In a news release, Felice Yeban, director of TVIRD's Community Relations and Development Office (Credo), said the assistance represents their first project under the company's Social Development and Management Program (SDMP), which earned government approval lately.
The 1995 Philippine Mining Act requires mining companies to allocate funds from its revenues for social development activities in communities affected by its operations.
The water system project will be established in Barangay Makiang, a predominantly Muslim community, which was once stronghold of the Moro National Liberation Front (MNLF).
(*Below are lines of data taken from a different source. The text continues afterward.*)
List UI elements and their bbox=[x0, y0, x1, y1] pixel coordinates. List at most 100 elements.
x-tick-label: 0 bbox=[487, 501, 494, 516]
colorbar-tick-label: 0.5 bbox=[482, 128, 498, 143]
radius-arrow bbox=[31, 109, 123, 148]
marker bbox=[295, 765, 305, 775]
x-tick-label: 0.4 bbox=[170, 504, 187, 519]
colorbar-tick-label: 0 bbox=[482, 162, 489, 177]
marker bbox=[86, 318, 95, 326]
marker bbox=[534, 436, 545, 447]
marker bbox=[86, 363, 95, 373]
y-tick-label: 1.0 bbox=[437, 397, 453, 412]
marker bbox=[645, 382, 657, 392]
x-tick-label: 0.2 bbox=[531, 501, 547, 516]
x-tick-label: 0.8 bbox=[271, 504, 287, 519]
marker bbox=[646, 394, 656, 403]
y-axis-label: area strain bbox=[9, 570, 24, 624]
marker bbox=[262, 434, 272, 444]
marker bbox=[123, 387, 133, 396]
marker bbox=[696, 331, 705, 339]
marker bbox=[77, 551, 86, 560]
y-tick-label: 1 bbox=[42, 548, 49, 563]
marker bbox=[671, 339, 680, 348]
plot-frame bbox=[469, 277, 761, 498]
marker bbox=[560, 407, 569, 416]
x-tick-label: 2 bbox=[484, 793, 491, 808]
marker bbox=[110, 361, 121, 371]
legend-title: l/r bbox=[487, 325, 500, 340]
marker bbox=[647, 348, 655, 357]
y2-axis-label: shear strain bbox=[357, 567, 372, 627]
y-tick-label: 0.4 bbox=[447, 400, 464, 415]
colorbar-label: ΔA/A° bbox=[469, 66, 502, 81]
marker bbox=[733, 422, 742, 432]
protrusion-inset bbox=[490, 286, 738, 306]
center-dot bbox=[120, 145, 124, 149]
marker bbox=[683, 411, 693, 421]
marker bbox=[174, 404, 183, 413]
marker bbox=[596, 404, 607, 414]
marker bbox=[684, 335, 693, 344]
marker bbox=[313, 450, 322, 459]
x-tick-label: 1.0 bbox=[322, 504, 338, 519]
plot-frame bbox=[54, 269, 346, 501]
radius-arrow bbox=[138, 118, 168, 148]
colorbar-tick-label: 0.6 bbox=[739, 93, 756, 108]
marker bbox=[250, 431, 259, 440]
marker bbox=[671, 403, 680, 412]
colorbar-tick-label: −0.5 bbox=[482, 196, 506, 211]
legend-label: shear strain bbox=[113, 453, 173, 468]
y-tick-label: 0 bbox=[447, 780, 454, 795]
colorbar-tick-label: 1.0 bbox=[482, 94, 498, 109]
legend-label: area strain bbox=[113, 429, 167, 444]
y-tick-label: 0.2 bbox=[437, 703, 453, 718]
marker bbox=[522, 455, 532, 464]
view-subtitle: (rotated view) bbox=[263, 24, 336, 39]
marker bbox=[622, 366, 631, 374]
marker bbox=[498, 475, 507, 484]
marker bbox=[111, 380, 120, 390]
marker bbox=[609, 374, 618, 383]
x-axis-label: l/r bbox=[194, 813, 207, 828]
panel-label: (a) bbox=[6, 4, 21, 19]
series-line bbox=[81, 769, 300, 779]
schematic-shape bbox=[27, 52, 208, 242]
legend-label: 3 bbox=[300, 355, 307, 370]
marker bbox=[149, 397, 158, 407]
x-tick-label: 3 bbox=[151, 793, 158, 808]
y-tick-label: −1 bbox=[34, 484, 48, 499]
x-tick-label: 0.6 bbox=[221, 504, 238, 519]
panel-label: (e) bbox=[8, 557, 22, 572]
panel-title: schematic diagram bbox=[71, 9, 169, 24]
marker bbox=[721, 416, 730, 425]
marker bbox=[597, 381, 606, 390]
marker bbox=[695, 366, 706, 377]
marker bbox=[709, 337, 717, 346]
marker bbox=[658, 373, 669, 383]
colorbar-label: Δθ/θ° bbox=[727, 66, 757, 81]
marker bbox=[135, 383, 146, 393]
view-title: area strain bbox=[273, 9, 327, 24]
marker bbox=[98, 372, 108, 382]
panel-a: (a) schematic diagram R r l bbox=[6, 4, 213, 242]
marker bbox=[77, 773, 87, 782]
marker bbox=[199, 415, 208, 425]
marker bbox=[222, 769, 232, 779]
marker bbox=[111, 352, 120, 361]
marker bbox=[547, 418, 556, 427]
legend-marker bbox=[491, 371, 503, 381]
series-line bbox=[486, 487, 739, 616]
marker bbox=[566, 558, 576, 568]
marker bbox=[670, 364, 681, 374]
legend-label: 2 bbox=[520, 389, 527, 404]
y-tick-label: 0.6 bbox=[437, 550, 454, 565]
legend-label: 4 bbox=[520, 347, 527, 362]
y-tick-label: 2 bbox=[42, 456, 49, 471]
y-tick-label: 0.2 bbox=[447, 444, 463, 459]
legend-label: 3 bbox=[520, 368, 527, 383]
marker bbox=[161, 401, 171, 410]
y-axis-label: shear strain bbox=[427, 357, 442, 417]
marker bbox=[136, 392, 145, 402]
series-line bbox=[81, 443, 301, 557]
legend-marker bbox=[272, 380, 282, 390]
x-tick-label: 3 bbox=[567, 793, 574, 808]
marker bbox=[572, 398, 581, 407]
Makiang is among the barangays in, at least, three towns identified by TVIRD as the "impact communities" of its Canatuan gold-copper mine.
Impact communities are defined as such due to the company's use of its roads or to the relative location of these to the gold-copper project vis-à-vis watershed concerns. These include several communities in Siocon and Baliguian towns of Zamboanga del Norte and R.T. Lim town of nearby Zamboanga Sibugay province.
Makiang also lies within the 8,200-hectare ancestral domain of the indigenous Subanen tribe in the area covered by a Certificate of Ancestral Domain Title (CADT), which President Gloria Macapagal-Arroyo personally awarded during a visit in Siocon over three years ago.
According to Yeban, the water system project is among the community development interventions identified by residents during consultations in the course of drafting the SDMP.
Yeban related that some 70 percent of the materials for the construction of the water system were already delivered to Makiang, and work is slated to begin shortly.
The project will be undertaken by village residents themselves under the supervision of barangay officials and with technical assistance from TVIRD staff, he added.
Imam Awalaluh Danduh expressed gratitude to TVIRD for their enjoyment of the "social dividends" of the mining operation.
Apart from community development investments through the SDMP, TVIRD also pays royalty to the Subanen tribe who holds a CADT over the area.
The company said it paid P6 million royalty in 2005 alone, and provided some 325 jobs to the indigenous people. Through projects undertaken under the SDMP, Yeban expects the company to cultivate stronger relationships with residents of the mine's neighboring communities.
TVIRD's mine operation in Canatuan and its exploration activities in other parts of Zamboanga del Norte province are strongly opposed by the Roman Catholic diocese and a group of Subanen people, citing grave environmental, economic and social costs.